By Dr Vincent Adedara
The current bill to jail eligible Nigerians who fail to vote had passed second reading at the House of Representative, this is an “idle” bill in so far that they have not proposed bills for vote buying and rigging machineries at all levels of our elections in Nigeria, compulsory voting bill is dead on arrival.
The sponsors of the bill should therefore substitute the bill for the proposed jail term for vote buying in Nigeria and forfeiture of accounts related to rigging of elections to the government.
The sponsors of the bill wish to take Nigeria back by fifty years with the regressive and obnoxious bill, which is contrary to civil rights as enshrined in the 1999 constitution, especially Section 39(1) and proposing #100000 fine or imprisonment as a sanction for not voting is archaic.
The sponsors of the bill failed to know that abstention and refusal to vote is a vote on itself, l can decide to go to a polling booth and drop an unmarked ballot paper in the ballot box or refuse to vote outrightly, therefore criminalising the right to express my self by not voting or by abstention is therefore barbaric and regressive.
The sponsors of this bill need a psychiatric test and as a matter of fact, all legislatures should go for psychiatric tests before they are sworn into the hallowed chambers.
The problem is not that people are disoriented about voting but they are tired of voting when the votes will be rigged by rigging machineries and mafia in INEC in collusion with government officials and money bags who specialise in vote buying for politicians.
Any election can be rigged in Nigeria with money in local and hard currency. Monies in local and hard currencies to rig 2027 elections are already in stock and almost ready, large amount of the monies are looted from government treasuries. You don’t expect Nigerians to build or have confidence in voting because they knew their votes don’t count even with BVAS. Some people are behind the machines input and output and any hungry civil servants can rig for “dollars temptation” and bribes. We should rather criminalise vote buying and rigging, election violence with life imprisonment irrespective of who is involved in the corridor of power, immunity should be waived for Governors, President and their deputies when it comes to this nature of crime and all accounts with money linked to such crimes should be forfeited to government and we will see large numbers of people turning up for voting.
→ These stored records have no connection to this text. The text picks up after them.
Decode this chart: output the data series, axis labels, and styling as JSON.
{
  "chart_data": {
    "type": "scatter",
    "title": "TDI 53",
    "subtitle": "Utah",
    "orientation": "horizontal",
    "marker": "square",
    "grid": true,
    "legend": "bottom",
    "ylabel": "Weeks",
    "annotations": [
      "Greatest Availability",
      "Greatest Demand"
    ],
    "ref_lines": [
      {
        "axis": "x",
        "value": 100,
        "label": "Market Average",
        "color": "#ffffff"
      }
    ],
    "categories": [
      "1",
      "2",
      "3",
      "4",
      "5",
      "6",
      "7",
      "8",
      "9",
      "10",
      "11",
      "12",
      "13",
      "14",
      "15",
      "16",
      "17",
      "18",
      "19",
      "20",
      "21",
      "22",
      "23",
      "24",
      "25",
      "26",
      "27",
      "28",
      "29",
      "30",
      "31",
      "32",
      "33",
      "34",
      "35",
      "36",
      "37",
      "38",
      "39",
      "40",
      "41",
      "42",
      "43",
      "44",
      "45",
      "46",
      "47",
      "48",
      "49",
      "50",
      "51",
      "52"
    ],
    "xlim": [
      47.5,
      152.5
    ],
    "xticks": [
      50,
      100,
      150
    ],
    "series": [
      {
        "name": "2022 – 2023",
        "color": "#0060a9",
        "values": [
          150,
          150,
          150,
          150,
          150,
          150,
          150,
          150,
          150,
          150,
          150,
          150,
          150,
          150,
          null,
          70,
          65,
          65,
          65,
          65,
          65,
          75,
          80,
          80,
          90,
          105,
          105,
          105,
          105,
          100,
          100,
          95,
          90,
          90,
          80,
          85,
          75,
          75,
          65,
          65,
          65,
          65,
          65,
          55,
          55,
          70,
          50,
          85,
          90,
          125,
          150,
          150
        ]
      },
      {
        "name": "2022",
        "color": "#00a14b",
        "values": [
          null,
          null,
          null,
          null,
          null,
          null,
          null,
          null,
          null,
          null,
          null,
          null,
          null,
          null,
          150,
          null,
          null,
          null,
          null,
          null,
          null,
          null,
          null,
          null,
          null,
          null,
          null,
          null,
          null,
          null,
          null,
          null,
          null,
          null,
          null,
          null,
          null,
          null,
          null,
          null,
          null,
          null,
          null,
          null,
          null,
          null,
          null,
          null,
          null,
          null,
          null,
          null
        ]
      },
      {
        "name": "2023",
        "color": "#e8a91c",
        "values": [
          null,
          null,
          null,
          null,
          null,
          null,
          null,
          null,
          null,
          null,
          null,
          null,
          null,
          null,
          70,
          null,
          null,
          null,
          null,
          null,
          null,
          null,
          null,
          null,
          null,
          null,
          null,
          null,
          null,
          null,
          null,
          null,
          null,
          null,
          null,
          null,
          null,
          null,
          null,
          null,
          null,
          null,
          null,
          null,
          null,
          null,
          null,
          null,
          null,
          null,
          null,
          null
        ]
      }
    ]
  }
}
If our legislatures want us to vote compulsorily, they must first build confidence in the electoral system with readiness without lip service to prosecute election offenders especially the ones at the National Assembly who are there through rigged elections. How can Mr Akpabio still be in Senate when the man who conducted his election was indicted and jailed. No one indicted of rigging election should be allowed to contest for ten years and if in office should be removed immediately and prosecuted.
The system is bad when we talk about election manipulation and violence to an extent that almost 90 percent of those in elective positions in the past and present are not inculpable.
What will ginger people to vote is the transparent electoral system, true independence of INEC, free and fair election, prosecution of election offenders and their sponsors, forfeiture of all accounts traced to election violence and rigging, reformed adjudication on electoral matters and the Courts generally. When the cause of election fraud ceases, the effect will also cease. The sponsors of the bill are plotting to tackle the “effect” and neglecting the “cause”.
The bill should be withdrawn, and further deliberation on it should cease immediately. it is an incompetent bill under the democratic system of government; it is not different from voting under duress and at gunpoint.
Finally, there is an imminent implosion that will consume the forces against civil liberties, prompt attendance to this will prevent it timeously. I keep warning!!
Dr Adedara is a Solicitor in Nigeria, England and Wales
The views expressed by contributors are strictly personal and not of Law & Society Magazine.